The problem: given numbers *n* and *k*, find the number of functions such that for each *x* with 1 ≤ *x* ≤ *k* there is a number *r* with *f*^{[r]}(*x*) = 1 and for each *x* with *k* < *x* ≤ *n* there is **no** such number *r*.

First, observe that *f*(*x*) with *x* > *k* can be set to anything in {*k* + 1... *n*}, independently to what *f* is in {1... *k*}. This means that we can just calculate the number of such functions *f* restricted to {1, ... *k*} and multiply by (*n* - *k*)^{n - k} by the multiplication principle.

But how do we find how many functions there are that come back to 1 after sufficiently many iterations? If you draw some pictures, you may think about labeled trees: there are *k*^{}(*k* - 2) labeled trees on *n* vertices by [Caley's theorem](http://en.wikipedia.org/wiki/Tree_(graph_theory)#Labeled_trees). Each function corresponds to a unique graph with vertices 1... *n* and an edge *i*, *j* if *f*(*i*) = *j*. The problem statement says that you can come back to 1 if you follow the edges, no matter where you start, this means that there are no directed cycles except the ones containing 1.

There is a problem though. Caley's formula counts undirected trees, and we have something that is not even a DAG (because there can be cycles containing 1). We can do a trick to make the thing a DAG — just remove the edge — this breaks the cycle with 1 inside and makes the graph a DAG. Also, it turns out that there are no undirected cycles as well: if there would be an undirected circle, it cannot be a directed one, and this means that some vertex is the cicle has two edges going out from it which is a contradiction because *f* is a function.

This was a sketch of the proof that the graph is a (unique) labeled tree with an extra edge

*f*(1) can have *k* values, so the answer is: there are *k*·*k*^{(k - 2)} ways to choose where the first *k* values go and (*n* - *k*)^{(n - k)} (independent) ways to choose the last *n* - *k*. Thus the complete answer is *k*^{(k - 1)}·(*n* - *k*)^{(n - k)}.

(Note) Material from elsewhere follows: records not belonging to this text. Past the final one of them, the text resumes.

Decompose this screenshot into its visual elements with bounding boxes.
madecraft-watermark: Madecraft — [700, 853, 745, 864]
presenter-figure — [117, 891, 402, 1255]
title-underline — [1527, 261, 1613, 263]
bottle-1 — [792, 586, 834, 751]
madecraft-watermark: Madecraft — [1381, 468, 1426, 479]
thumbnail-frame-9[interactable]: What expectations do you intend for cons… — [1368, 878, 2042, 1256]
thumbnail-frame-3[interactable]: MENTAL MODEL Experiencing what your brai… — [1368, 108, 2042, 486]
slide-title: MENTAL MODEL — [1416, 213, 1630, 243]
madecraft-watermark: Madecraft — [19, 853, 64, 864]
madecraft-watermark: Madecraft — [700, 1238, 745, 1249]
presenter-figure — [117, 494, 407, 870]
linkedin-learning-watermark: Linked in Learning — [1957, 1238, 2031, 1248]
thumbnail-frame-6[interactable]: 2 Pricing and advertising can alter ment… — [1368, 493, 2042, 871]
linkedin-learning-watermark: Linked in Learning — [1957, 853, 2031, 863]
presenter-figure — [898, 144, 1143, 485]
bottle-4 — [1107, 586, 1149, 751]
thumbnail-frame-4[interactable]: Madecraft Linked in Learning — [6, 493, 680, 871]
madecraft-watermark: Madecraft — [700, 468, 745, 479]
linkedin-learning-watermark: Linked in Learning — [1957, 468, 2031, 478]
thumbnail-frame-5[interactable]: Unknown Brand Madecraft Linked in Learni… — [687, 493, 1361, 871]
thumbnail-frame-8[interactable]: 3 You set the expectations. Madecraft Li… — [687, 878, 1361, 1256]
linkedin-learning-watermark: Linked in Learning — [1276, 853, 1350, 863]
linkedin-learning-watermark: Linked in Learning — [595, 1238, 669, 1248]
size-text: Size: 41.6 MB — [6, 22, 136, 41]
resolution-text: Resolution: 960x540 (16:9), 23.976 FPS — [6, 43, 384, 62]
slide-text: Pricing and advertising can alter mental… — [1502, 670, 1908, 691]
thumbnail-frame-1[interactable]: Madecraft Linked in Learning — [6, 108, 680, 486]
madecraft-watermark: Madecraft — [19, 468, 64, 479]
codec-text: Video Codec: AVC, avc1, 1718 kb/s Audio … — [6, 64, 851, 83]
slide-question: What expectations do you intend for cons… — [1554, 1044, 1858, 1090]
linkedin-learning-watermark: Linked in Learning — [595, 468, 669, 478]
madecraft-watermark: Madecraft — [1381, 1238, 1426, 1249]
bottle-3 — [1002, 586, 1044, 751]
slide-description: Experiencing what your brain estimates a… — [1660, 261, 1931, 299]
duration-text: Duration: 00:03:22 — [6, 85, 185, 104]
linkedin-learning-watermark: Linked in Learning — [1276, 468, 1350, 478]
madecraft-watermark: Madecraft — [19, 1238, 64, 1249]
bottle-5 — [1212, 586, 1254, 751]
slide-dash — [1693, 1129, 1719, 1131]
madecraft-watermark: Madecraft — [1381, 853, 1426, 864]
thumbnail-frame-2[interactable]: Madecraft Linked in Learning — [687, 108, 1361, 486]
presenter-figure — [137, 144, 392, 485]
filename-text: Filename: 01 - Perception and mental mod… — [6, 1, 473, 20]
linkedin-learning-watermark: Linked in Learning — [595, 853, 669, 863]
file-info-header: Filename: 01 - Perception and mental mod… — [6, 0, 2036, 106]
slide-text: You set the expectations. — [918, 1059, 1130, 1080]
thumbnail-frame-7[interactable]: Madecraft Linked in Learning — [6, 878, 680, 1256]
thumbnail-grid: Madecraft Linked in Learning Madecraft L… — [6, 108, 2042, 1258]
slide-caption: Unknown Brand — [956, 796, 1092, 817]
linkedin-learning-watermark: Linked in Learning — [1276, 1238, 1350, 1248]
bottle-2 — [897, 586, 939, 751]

There are some gaps in the proof: we didn't show that every tree together with the extra edge corresponds to a function, and that the correspondence is unique.

For 1 <= x <= k, I came up with this solution: out of k^k ways we must remove (k-1)*k^(k-1) ways because for each p[i] = i (1 < i <= k) we cannot go back to home 1 from position i. And k^k — (k-1)*k^(k-1) is k^(k-1).